Kebijakan Hanya untuk yang Bermasalah

Oleh: Ricky Virona Martono – Trainer, Executive Development Services – PPM Manajemen

Ricky Verona Martono

Ribuan manusia dan barang setiap harinya melalui Bandar Udara Schiphol-Amsterdam, bandar udara terbesar ke-dua di Eropa, dan Pelabuhan Rotterdam, pelabuhan terbesar di Eropa, untuk tujuan perjalanan manusia dan ekspor-impor barang dari daratan Eropa ke seluruh dunia maupun sebaliknya.

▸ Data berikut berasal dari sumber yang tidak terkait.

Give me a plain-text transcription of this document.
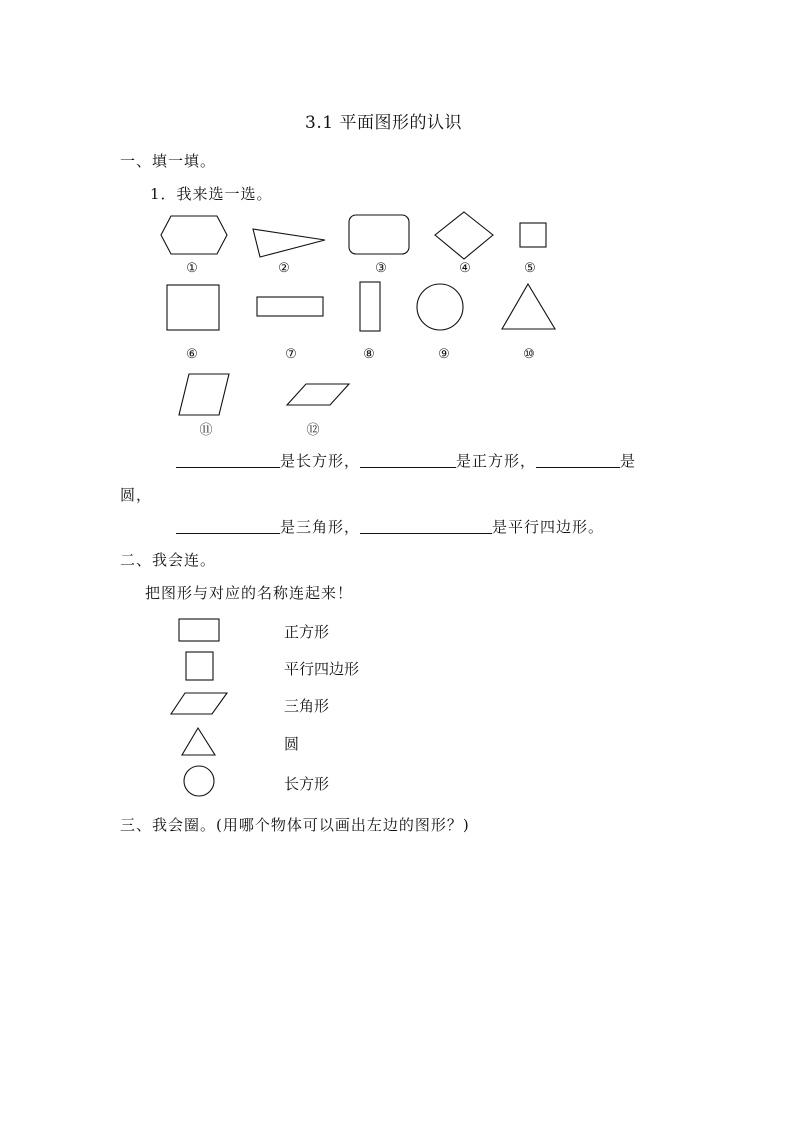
3.1 平面图形的认识
一、填一填。
1．我来选一选。
①	②	③	④	⑤
⑥	⑦	⑧	⑨	⑩
⑪	⑫
是长方形，	是正方形，	是
圆，
是三角形，	是平行四边形。
二、我会连。
把图形与对应的名称连起来！
正方形
平行四边形
三角形
圆
长方形
三、我会圈。(用哪个物体可以画出左边的图形？)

Dari seluruh proses inspeksi perlintasan manusia dan barang, ada sekitar 40 inspeksi per bulan tidak tercatat (UNESCO IHE, 2016). Sebenarnya angka ini jauh di bawah 0,1% dari seluruh inspeksi barang per bulan. Kenyataannya, tingkat keamanan di Belanda adalah salah satu yang tertinggi di dunia (Nijdam, 2016).

Inspeksi manusia dan barang yang melalui Schiphol dan Pelabuhan Rotterdam menggunakan beberapa teknologi seperti: anjing pelacak, pendeteksi logam, alat pendeteksi kontainer truk, X-ray scanning, sampai nuclear detection. Inspeksi ini penting untuk menjamin barang yang masuk ke daratan Eropa sudah memenuhi syarat legal, keamanan bagi konsumen dan masyarakat, mencegah penyelundupan obat-obatan terlarang, senjata, kulit hewan, sampai mencegah penyelundupan manusia (imigran gelap) dan pencucian uang.

Pertanyaannya, bagaimana menjamin proses inspeksi yang efisien? Apakah inspeksi dilakukan terhadap setiap manusia dan barang? Ternyata, dari semua penumpang yang mendarat di sebuah bandara hanya satu-dua saja yang diperiksa secara detail dan diminta masuk ke ruangan staf custom.

Prinsip yang diterapkan adalah: memperlakukan kebijakan yang berbeda untuk setiap manusia/barang. Sampel (manusia maupun barang) yang diinspeksi sebenarnya sudah dibedakan dengan sampel yang tidak diperiksa. Bagaimana membedakannya?

Benchmark yang diterapkan oleh Bandara Schiphol dan Pelabuhan Rotterdam adalah pertandingan sepakbola di Eropa. Sebuah stadion sepakbola dihadiri 40.000 penonton bahkan lebih. Ketika pertandingan berakhir, terjadi kerusuhan oleh 200 suporter di luar stadion. Semua perusuh ditangkap dan didata: identitasnya, rekam jejak kriminal, perkumpulan yang diikuti setiap perusuh, sampai transaksi keuangan kartu kredit, kartu debit, dan pembayaran pajak.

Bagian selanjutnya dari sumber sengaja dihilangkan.